Ce décalage n’est pas anodin. Une laitue d’hiver qui entre dans le froid avec un système racinaire incomplet ne résiste pas aux alternances gel-dégel de janvier. Elle pourrit au collet, un phénomène observé chaque année dans les jardins où le semis a traîné jusqu’en novembre.

La technique pour ne pas rater le coche

Le semis en pépinière, sous châssis froid ou simplement dans une caissette abritée, reste la méthode la plus fiable pour gagner deux à trois semaines sur le calendrier. Les graines sont mises en terre dans un substrat léger, tenues à l’ombre partielle les premiers jours, puis repiquées en place dès l’apparition de la deuxième feuille vraie.

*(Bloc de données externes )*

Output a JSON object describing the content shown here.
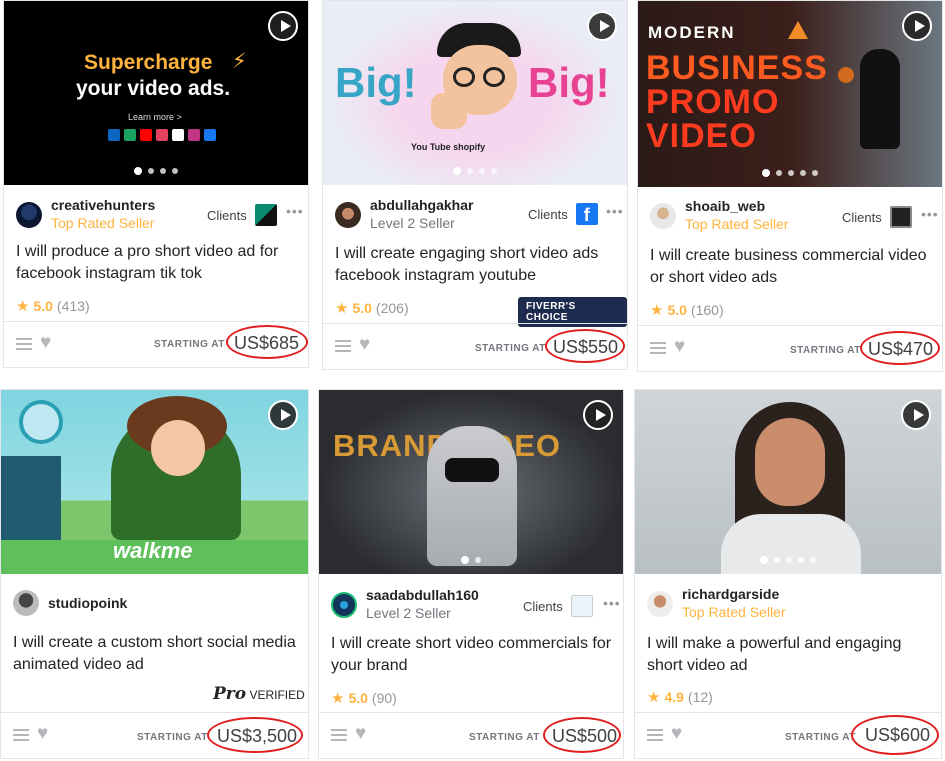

Le repiquage lui-même doit intervenir avant que les nuits ne descendent durablement sous 5°C, sans quoi les jeunes plants marquent le pas pendant des semaines. Un espacement de 25 à 30 centimètres entre pieds permet une bonne circulation d’air, ce qui limite les attaques de botrytis, très fréquentes sur les laitues d’hiver en sol humide. Le paillage au moment du repiquage protège le collet des à-coups thermiques et retient l’humidité sans excès.

Voile d’hivernage ou tunnel bas.

Sur ces variétés rustiques, cette protection légère change tout : elle repousse la limite de semis d’une bonne semaine et sécurise la levée en cas de coup de froid précoce, ce qui arrive plus souvent qu’on ne le pense en octobre.

Ce que la mâche ne peut pas offrir en janvier

La mâche a la réputation d’être increvable, et elle l’est, mais sa croissance suit une logique très différente de celle des laitues d’hiver. Semée en septembre, elle pousse vite tant que la lumière est encore abondante, puis elle entre littéralement en pause dès que les jours raccourcissent sous le seuil critique. Résultat : les feuilles disponibles en décembre ne se renouvellent quasiment plus jusqu’à fin janvier, voire mi-février selon les hivers.

Un jardinier qui n’a semé que de la mâche se retrouve donc avec un stock figé pendant six à huit semaines. Il peut récolter ce qui a poussé avant les frimas, mais la parcelle ne produit plus rien de neuf tant que la lumière ne remonte pas. La laitue d’hiver, elle, continue à grossir doucement même par temps couvert, à condition d’avoir été semée à temps et d’avoir constitué ses réserves avant le solstice.

Les deux cultures ne se remplacent pas, elles se complètent. La mâche couvre le sol et résiste à des gelées que la laitue ne supporterait pas sans protection, mais elle ne renouvelle pas sa production en plein hiver. La laitue d’hiver, plus exigeante au semis, offre en retour des feuilles fraîches jusqu’en mars dans les régions les plus douces.

Reste une question pratique : que faire si la fenêtre est déjà dépassée fin octobre ? Semer en godets sous abri chauffé hors gel reste possible jusqu’à début novembre, avec une mise en place au jardin repoussée à février-mars dès que les températures nocturnes remontent au-dessus de zéro. La récolte sera plus tardive, mais elle évite l’impasse d’un hiver entier sans autre choix que la mâche.